When he woke the sun was shining through the window. His fears had vanished with the darkness. He could hardly believe that he had been so weak and fearful the night before. He dressed himself and went downstairs to have breakfast. He found the innkeeper and paid his bill. Then he asked if the young man in the next room was better. The man answered, “He is dead.” Then Adoniram asked, “Do you know who he was?” The innkeeper replied, “Oh, yes. He was a young man from Brown University. His name was Eames, Jacob Eames.” It was his best friend, the unbelieving Jacob Eames, who had died in the next room the night before.
Adoniram was never able to remember how he got through the next few hours. All he remembered was that he did not leave the inn for some time. Finally he left, riding his horse away in a daze. One word kept going through his mind – “lost!” In death, his friend Jacob Eames was lost – utterly lost. Lost in death. Lost to his friends, to the world, to the future. Lost as a puff of smoke is lost in the air. If Eames’ own views were true, neither his life nor his death had any meaning.
But what if Eames had been wrong? What if the Bible was literally true and a personal God was real? Then Jacob Eames was eternally lost. And already, that moment, Eames knew he had been wrong. But now it was too late for Eames to repent. Knowing his error, Eames was already experiencing the unimaginable torments of the flames of Hell. All chance of being saved was lost, eternally lost. These thoughts went through Adoniram’s shocked mind. Adoniram thought that his best friend dying in the next room could not be a coincidence. He thought that his father’s God had arranged these events by providence, that it was not by chance at all.
Suddenly Adoniram felt that the God of the Bible was the real God. He turned his horse around and started home. His journey had lasted only about five weeks, but in that five weeks what had begun as the throwing off of the control of his parents had turned into a soul-shaking inner convulsion. He was now in a deep turmoil, in mortal fear for his own soul. He returned home an awakened sinner.
This was an extremely important conversion, because it led Adoniram to become the first foreign missionary to Burma. Through bitter hardships, imprisonments and family tragedies, including the death of two wives and several children, Adoniram Judson never wavered in his commitment to win lost souls to Christ, and to translate the entire Bible into the Burmese language. That was because of his conversion experience when he was a youth. That was because he accepted the death of his friend, Jacob Eames, as a warning from God, and had the experience of returning to God.
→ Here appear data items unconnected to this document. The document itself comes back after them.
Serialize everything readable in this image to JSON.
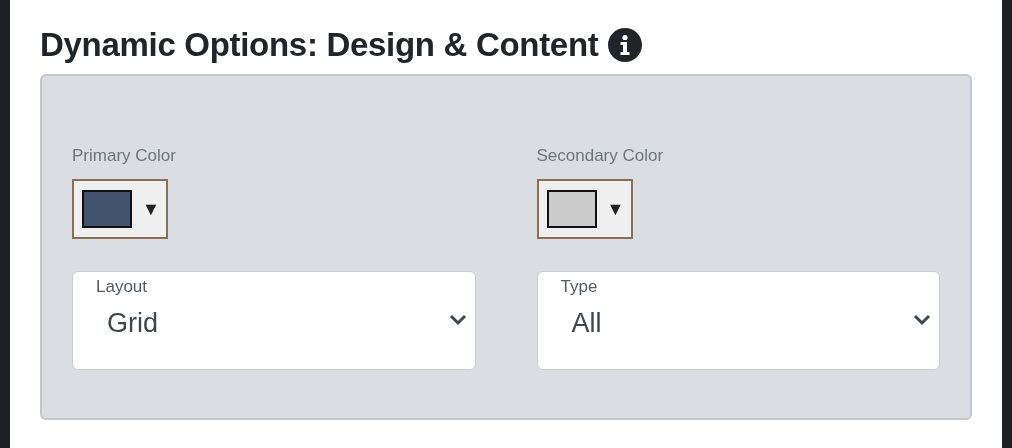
{
  "title": "Dynamic Options: Design & Content",
  "color_pickers": [
    {
      "label": "Primary Color",
      "color": "#43536e",
      "arrow": "▼"
    },
    {
      "label": "Secondary Color",
      "color": "#cbcbcb",
      "arrow": "▼"
    }
  ],
  "selects": [
    {
      "label": "Layout",
      "value": "Grid"
    },
    {
      "label": "Type",
      "value": "All"
    }
  ]
}
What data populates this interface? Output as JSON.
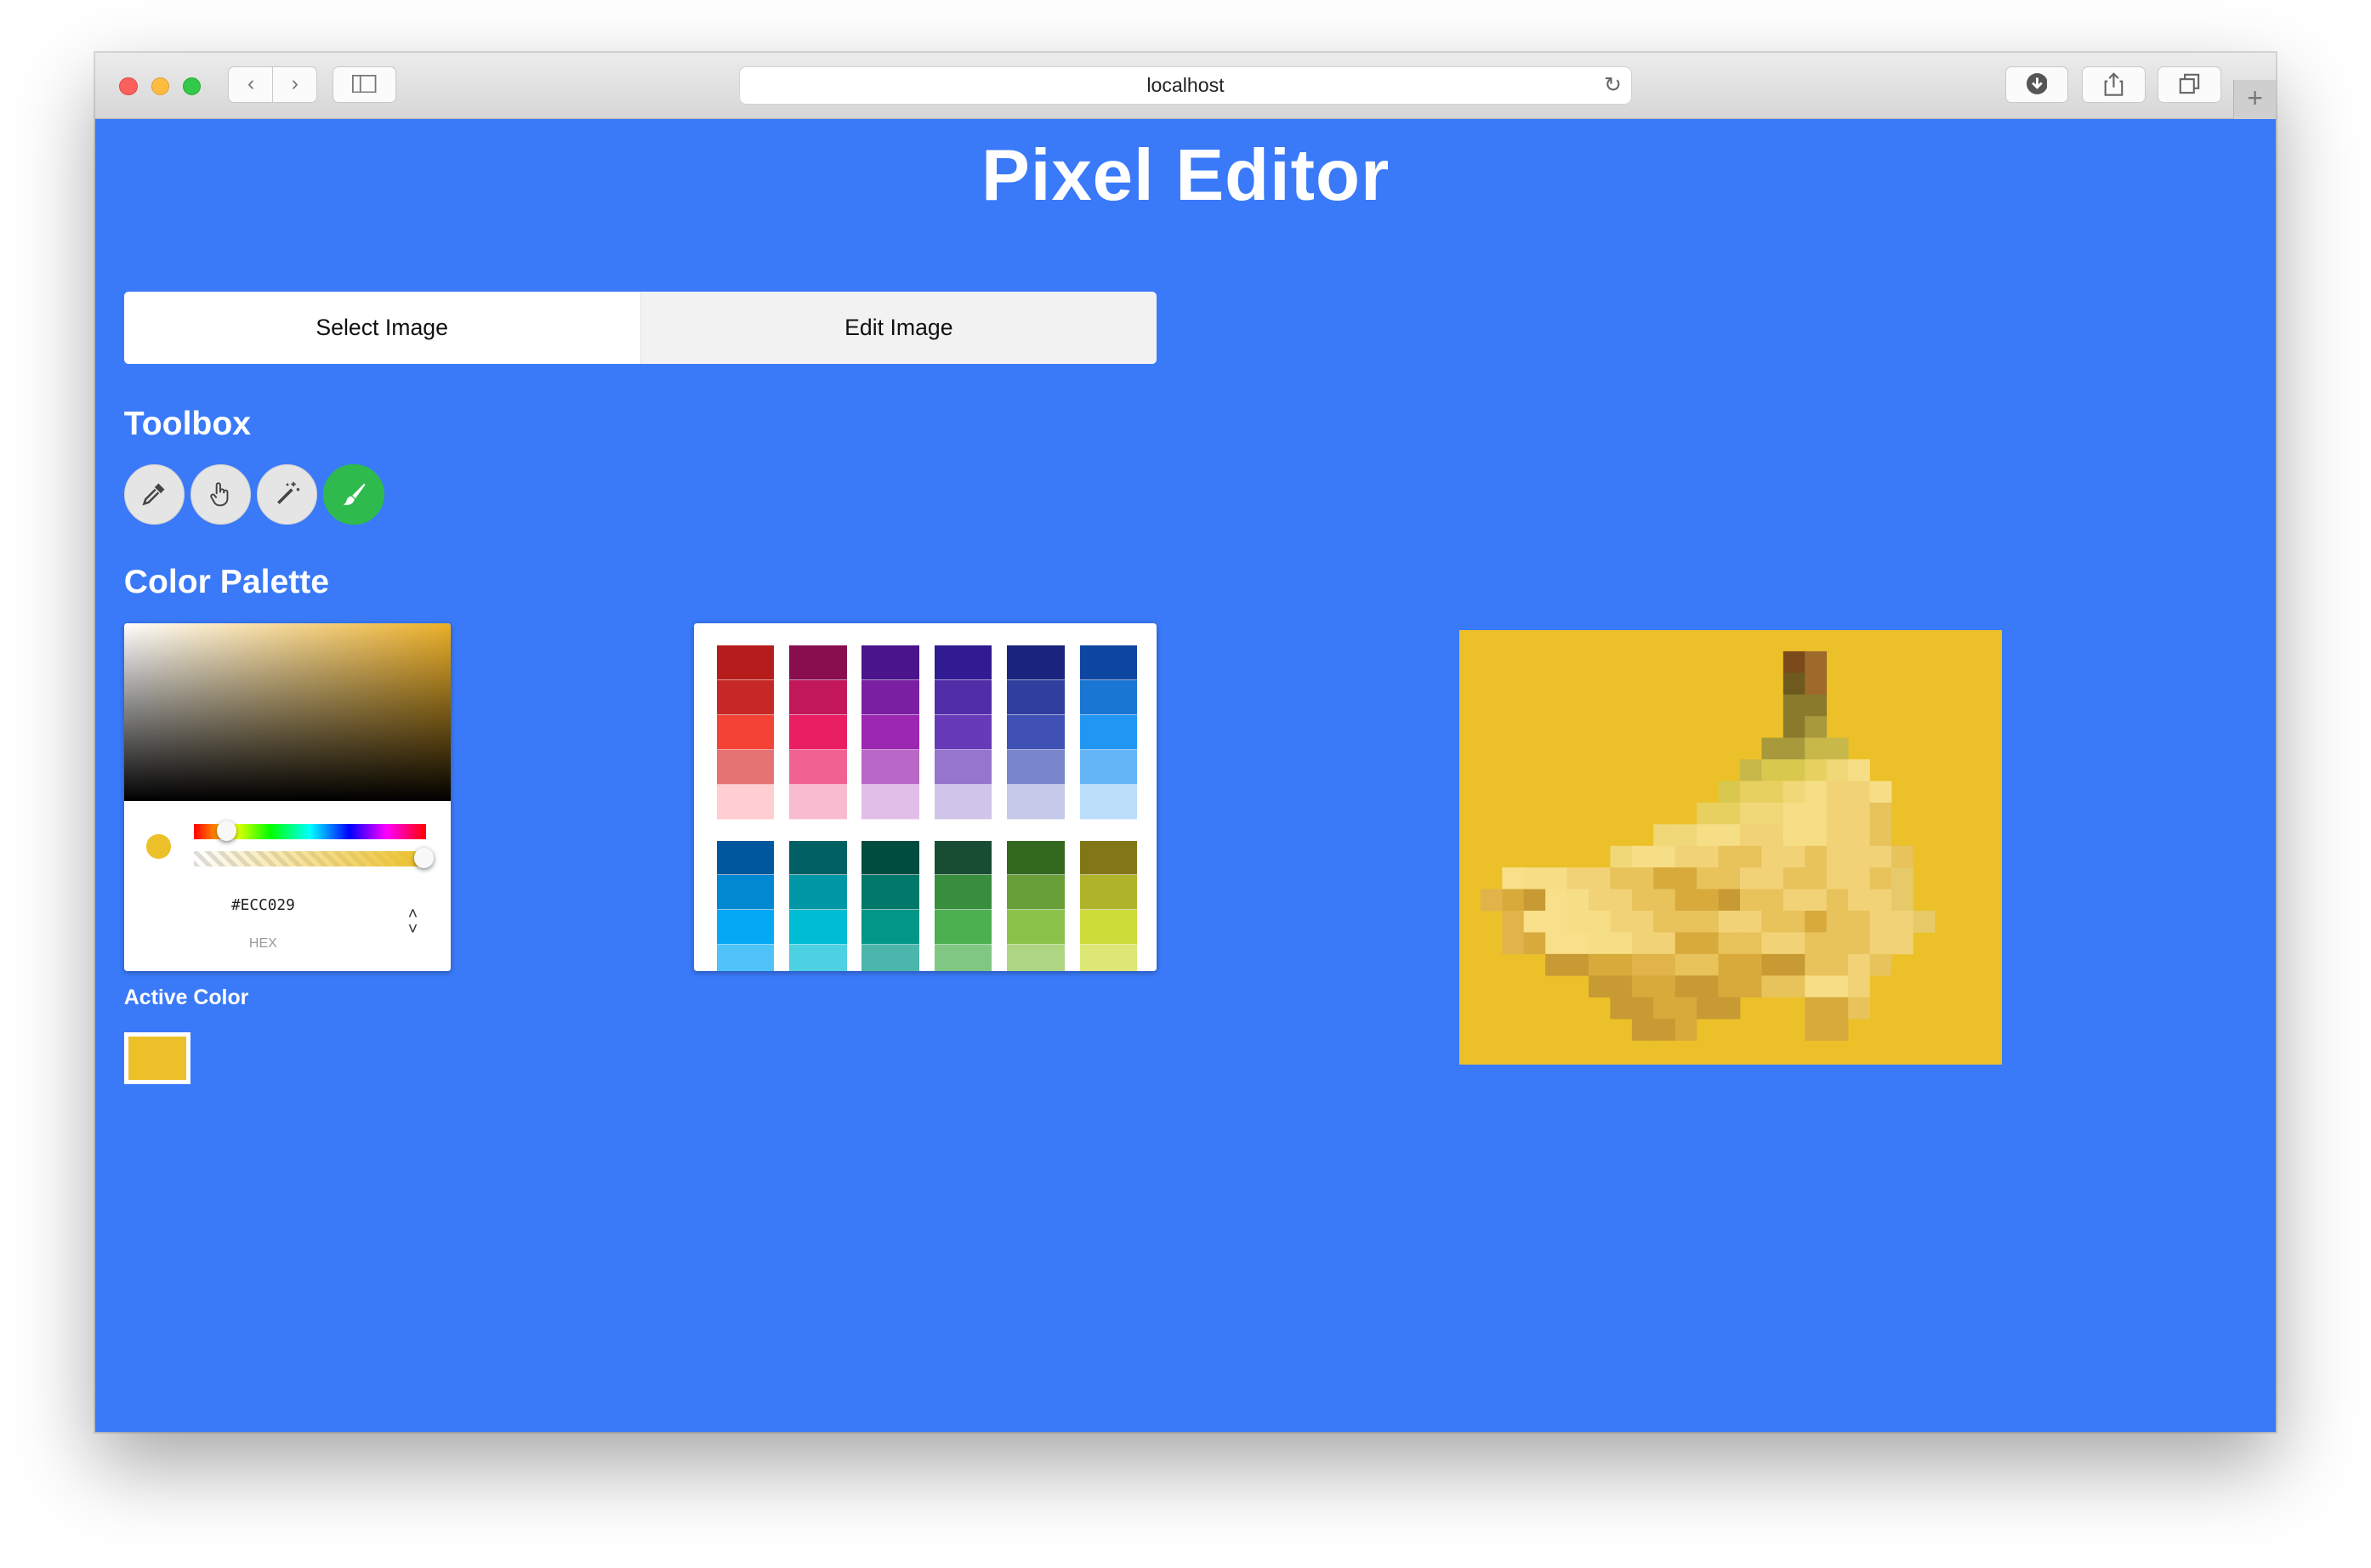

How about you? Even though God has been telling you to repent are unconcernedly disregarding it? Also do you think you have enough time and postpone doing so? Please open your heart to God’s call to return. Then let’s together sing a new song to the Lord. Let’s praise the Lord from our hearts. The Lord did something wonderful for you. God gave his only son’s life for you. The most fitting attitude as a response to the work of salvation is to accept that salvation and return to God. It is to sing a new song to the Lord. In the course of time the entire world will praise the Lord. Please join into the midst of the praising.